Fast Food Nation

Year: 2006
Production Co: Participant Productions
Studio: Fox Searchlight
Director: Richard Linklater
Producer: Malcolm McLaren
Writer: Richard Linklater/Eric Schlosser
Cast: Greg Kinnear, Ashley Johnson, Luis Guzman, Bruce Willis, Kris Kristofferson, Avril Lavigne, Esai Morales, Lou Taylor Pucci, Ethan Hawke, Patricia Arquette
The pitch was perfect; take one of the most incendiary exposes of the junk food industry in Eric Schlosser's Fast Food Nation, attach one of the most credible anti-establishment writer/directors to adapt and film it in Richard Linklater, and come up with a manifesto for everything that's wrong in the Western world where culture, commerce and food production collide.

Schlosser's book used the simple fast food hamburger as a jumping off point to highlight everything wrong with how it reaches your table; itinerant workers from Mexico, the meatpackers with loose morals and every looser safety practices who employs them, the virtual slave labour conditions of staff, the treatment of the livestock that ends up in the food and the health implications of the race to the bottom line.

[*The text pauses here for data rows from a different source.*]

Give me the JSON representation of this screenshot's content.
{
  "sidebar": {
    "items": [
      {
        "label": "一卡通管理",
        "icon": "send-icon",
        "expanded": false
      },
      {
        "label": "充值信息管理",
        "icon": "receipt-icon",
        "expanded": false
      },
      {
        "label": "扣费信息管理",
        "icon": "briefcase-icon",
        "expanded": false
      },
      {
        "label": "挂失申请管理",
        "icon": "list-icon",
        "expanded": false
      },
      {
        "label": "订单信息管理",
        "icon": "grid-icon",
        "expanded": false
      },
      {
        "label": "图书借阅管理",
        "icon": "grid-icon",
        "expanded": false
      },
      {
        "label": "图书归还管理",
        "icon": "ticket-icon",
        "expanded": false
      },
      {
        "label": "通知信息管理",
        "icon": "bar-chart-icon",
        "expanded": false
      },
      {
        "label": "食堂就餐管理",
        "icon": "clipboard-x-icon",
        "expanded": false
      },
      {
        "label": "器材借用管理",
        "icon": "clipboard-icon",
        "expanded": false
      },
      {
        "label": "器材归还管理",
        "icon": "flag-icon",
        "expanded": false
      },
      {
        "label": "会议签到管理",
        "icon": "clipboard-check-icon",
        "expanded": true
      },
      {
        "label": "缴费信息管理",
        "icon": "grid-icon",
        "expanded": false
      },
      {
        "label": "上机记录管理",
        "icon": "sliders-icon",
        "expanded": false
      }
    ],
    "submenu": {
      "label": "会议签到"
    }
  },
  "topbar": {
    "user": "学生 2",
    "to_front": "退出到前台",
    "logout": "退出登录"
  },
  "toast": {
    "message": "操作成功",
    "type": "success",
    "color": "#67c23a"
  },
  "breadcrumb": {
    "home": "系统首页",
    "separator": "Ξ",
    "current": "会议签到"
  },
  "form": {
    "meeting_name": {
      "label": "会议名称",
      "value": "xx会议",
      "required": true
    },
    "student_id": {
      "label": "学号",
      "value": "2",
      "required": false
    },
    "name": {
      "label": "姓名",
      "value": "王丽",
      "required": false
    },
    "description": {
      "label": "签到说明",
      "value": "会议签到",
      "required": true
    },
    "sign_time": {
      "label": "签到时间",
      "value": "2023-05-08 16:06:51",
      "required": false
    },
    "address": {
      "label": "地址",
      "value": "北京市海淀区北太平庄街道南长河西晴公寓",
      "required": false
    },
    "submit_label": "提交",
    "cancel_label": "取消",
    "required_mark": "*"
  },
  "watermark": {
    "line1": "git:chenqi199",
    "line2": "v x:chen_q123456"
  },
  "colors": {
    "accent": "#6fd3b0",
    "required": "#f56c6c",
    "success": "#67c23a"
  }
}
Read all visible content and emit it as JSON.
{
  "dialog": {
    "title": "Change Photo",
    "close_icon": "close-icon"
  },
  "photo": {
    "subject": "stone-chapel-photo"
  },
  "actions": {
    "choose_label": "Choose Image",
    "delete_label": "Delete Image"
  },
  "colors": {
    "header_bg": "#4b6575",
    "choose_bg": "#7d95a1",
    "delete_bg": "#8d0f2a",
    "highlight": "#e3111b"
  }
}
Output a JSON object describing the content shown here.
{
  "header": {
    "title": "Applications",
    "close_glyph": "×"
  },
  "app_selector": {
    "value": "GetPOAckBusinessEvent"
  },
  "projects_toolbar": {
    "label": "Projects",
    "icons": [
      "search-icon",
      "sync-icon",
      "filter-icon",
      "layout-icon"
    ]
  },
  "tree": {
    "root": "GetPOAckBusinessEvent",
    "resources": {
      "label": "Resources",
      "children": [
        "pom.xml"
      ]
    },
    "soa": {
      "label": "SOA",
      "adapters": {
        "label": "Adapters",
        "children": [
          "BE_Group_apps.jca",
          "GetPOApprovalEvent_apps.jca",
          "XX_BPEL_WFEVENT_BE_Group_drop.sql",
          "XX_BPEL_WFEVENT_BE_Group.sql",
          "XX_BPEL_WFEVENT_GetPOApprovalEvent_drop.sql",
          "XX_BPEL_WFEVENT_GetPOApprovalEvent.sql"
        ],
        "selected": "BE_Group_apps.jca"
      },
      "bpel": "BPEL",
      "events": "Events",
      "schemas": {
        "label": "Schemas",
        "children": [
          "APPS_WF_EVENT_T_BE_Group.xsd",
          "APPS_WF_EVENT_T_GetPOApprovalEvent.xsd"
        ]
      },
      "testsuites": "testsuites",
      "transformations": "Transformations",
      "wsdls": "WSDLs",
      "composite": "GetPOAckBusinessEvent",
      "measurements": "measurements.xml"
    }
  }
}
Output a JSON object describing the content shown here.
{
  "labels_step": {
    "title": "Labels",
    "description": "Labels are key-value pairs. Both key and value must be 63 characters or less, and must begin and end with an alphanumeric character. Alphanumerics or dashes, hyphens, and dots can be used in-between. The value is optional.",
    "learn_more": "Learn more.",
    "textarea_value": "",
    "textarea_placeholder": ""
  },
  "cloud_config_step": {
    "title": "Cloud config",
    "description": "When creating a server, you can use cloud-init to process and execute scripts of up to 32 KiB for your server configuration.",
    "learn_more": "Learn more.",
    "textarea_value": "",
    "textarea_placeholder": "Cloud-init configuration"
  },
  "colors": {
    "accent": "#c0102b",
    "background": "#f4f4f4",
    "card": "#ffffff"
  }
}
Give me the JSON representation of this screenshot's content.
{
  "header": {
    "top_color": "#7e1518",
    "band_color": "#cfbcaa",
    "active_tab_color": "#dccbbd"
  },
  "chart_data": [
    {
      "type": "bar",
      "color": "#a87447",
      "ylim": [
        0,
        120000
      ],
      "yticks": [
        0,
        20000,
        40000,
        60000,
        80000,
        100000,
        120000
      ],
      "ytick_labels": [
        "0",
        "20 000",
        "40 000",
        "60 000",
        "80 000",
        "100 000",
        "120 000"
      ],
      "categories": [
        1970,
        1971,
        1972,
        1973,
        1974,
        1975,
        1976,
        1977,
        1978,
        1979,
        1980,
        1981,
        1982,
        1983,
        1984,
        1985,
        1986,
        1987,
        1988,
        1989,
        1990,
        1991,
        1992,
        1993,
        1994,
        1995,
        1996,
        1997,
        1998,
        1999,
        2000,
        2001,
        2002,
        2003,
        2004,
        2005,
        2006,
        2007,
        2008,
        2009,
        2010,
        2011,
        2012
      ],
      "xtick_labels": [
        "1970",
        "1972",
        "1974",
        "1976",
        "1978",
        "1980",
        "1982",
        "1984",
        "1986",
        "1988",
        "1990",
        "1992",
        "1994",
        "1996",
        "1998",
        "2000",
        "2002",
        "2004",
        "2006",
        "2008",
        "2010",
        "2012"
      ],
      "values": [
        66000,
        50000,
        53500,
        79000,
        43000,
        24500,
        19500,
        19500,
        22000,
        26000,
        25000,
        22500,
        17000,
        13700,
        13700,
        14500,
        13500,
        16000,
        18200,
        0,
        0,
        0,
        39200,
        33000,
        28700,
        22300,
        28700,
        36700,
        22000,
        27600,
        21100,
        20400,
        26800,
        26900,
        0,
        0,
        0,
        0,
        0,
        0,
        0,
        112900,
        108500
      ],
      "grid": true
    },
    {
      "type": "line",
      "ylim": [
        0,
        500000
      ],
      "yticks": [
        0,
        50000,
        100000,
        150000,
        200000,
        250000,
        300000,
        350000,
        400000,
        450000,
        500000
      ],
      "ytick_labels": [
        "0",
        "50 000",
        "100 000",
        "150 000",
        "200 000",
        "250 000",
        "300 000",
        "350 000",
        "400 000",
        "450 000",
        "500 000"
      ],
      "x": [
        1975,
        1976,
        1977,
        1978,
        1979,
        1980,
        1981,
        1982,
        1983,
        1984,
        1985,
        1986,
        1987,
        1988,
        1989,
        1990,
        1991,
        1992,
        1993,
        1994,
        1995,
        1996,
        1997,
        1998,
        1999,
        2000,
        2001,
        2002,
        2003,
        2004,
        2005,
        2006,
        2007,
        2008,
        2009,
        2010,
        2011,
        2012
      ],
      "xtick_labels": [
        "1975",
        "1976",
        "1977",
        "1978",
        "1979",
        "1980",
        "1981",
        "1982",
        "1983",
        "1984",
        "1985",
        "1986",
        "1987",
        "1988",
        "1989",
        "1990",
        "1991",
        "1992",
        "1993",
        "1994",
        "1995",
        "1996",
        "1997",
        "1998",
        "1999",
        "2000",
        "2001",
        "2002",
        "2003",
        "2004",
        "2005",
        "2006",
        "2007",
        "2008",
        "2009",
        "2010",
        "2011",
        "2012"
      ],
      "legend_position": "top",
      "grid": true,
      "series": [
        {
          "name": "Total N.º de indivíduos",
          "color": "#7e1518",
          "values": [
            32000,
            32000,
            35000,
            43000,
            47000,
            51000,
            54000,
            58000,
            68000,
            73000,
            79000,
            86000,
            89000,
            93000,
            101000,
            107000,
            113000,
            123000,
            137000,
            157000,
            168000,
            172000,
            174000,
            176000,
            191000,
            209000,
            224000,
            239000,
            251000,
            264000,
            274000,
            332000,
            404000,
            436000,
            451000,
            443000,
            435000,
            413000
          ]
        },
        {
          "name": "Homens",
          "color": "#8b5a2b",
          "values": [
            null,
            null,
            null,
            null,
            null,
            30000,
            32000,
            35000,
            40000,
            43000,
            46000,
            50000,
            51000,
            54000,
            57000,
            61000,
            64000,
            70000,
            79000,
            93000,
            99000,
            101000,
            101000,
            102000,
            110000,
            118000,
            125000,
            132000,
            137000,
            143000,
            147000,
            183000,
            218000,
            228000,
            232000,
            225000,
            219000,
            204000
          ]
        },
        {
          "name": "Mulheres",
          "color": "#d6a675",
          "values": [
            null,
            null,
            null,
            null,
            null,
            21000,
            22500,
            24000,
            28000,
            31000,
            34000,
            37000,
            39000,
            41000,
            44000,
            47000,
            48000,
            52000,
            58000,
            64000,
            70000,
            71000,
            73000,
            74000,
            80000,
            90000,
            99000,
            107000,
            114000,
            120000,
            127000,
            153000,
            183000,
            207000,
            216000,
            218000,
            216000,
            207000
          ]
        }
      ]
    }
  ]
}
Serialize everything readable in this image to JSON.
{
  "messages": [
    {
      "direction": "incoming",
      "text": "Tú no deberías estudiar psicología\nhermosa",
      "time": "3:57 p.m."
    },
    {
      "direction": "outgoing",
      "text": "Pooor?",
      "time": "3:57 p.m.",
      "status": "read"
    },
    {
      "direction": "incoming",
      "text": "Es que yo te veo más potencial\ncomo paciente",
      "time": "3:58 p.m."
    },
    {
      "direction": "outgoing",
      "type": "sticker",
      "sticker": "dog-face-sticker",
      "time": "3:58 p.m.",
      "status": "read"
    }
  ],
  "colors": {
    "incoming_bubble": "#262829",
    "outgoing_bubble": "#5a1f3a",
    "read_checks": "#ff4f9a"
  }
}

Schlosser had McDonald's in his sights (the reason for their second big PR defensive after Supersize Me a couple of years back) but Linklater - undoubtedly backed by the litigation-aware producers - has created fictional burger chain Mickey's and breathed life into the sorry tale by recasting it as a fictional story centred on a few personalities who orbit the industry and reveal the sordid truth to us.

The result is a film not nearly as effective as it could have been. Storylines are dropped for no reason, Linklater can't help shoehorning his favourite slacker muse Ethan Hawke into the narrative where there isn't really a place for him, and the whole project would have been better served by a documentary divided into chapters like The Corporation.

Worth watching for the sentiment, but don't let the downfall of the execution cause you to forget how important the subject matter is to know.